Dopo la settima sconfitta consecutiva, record di tutti i tempi per il Palermo in serie A, Roberto De Zerbi è intervenuto in mixed zone:
«Siamo più deboli mentalmente di quello che in realtà siamo. Non so se sono l'uomo giusto, ma ci credo sempre. I giocatori da come si allenano sembrano convinti, ma poi la domenica non sono gli stessi che vedo durante la settimana. La squadra non è stata fatta quando c'ero io. Non sono uno che si nasconde o da colpe. C'è da provare e riprovare. Oggi abbiamo cambiato perché quando le cose non vanno bene uno cerca di smuovere le carte. Di problemi e di limiti ce ne sono tanti, ma se si pensa di essere più brutti degli altri i problemi aumentano. Noi dobbiamo guardare noi in relazione al campionato. Non possiamo nascondere la realtà ovvero che questa squadra ha problemi, che si sono acuiti con le sconfitte. Durante la settimana io vedo altri giocatori rispetto a quelli che vedo la domenica.

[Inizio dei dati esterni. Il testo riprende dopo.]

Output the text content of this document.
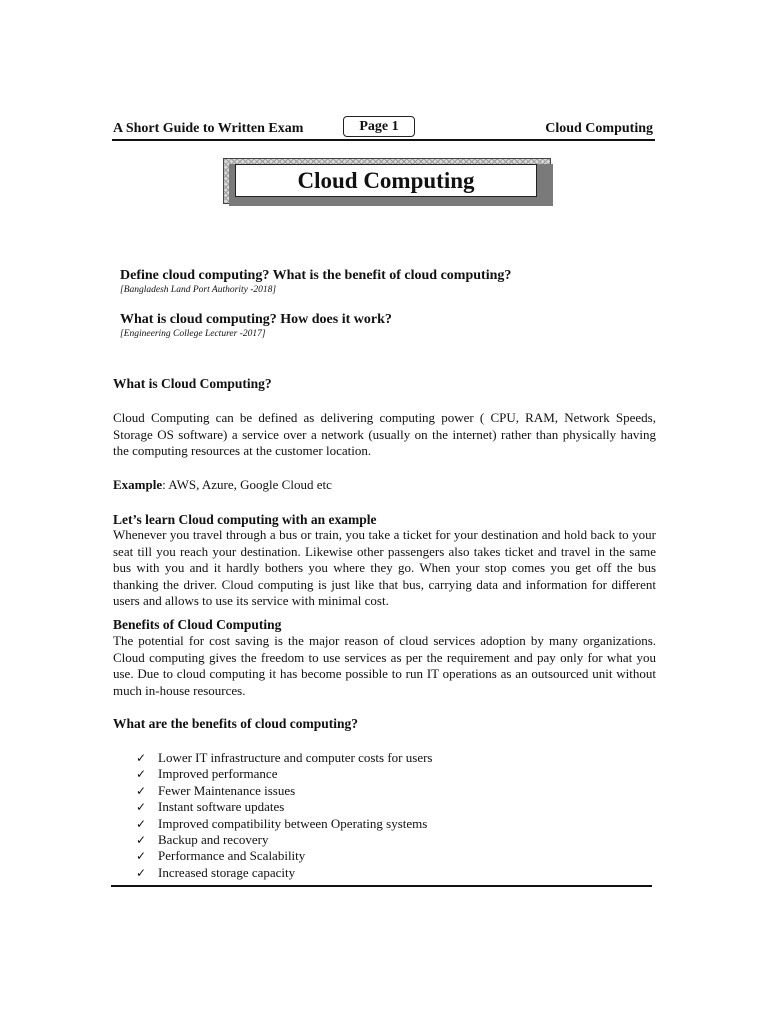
A Short Guide to Written Exam	Page 1	Cloud Computing
Cloud Computing
Define cloud computing? What is the benefit of cloud computing?
[Bangladesh Land Port Authority -2018]
What is cloud computing? How does it work?
[Engineering College Lecturer -2017]
What is Cloud Computing?
Cloud Computing can be defined as delivering computing power ( CPU, RAM, Network Speeds, Storage OS software) a service over a network (usually on the internet) rather than physically having the computing resources at the customer location.
Example: AWS, Azure, Google Cloud etc
Let’s learn Cloud computing with an example
Whenever you travel through a bus or train, you take a ticket for your destination and hold back to your seat till you reach your destination. Likewise other passengers also takes ticket and travel in the same bus with you and it hardly bothers you where they go. When your stop comes you get off the bus thanking the driver. Cloud computing is just like that bus, carrying data and information for different users and allows to use its service with minimal cost.
Benefits of Cloud Computing
The potential for cost saving is the major reason of cloud services adoption by many organizations. Cloud computing gives the freedom to use services as per the requirement and pay only for what you use. Due to cloud computing it has become possible to run IT operations as an outsourced unit without much in-house resources.
What are the benefits of cloud computing?
✓ Lower IT infrastructure and computer costs for users
✓ Improved performance
✓ Fewer Maintenance issues
✓ Instant software updates
✓ Improved compatibility between Operating systems
✓ Backup and recovery
✓ Performance and Scalability
✓ Increased storage capacity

La mia colpa è quella di non far rendere la squadra come dovrebbe».
Manca la convinzione
«Occasioni chiarissime da gol la Lazio non ne ha avute, ma quando noi andiamo ad attaccare siamo poco incisivi. La convinzione è un'altra cosa e non ce l'abbiamo. Dobbiamo capire chi siamo, le altre squadre hanno gli stessi problemi. Una tra le quattro sotto si salva, questa deve essere una motivazione. Vedrò questa possibilità fino a quando la quartultima sarà staccata e non potrà più essere raggiunta».
Scelte iniziali e singoli
«Rispoli era stato fermo una settimana, lui è un giocatore muscolare e quindi ho scelto Morganella. Diamanti è un ragazzo che ci tiene tanto e se sta bene gioca, ma se non sta bene non gioca. L'ho tolto per una questione fisica, non era brillante. Ci mancava anche un po' di profondità. Quaison è un potenziale assoluto durante la settimana. Lui è l'emblema più grande.
Ho parlato col presidente più di una volta del mercato, ho detto a lui cosa penso.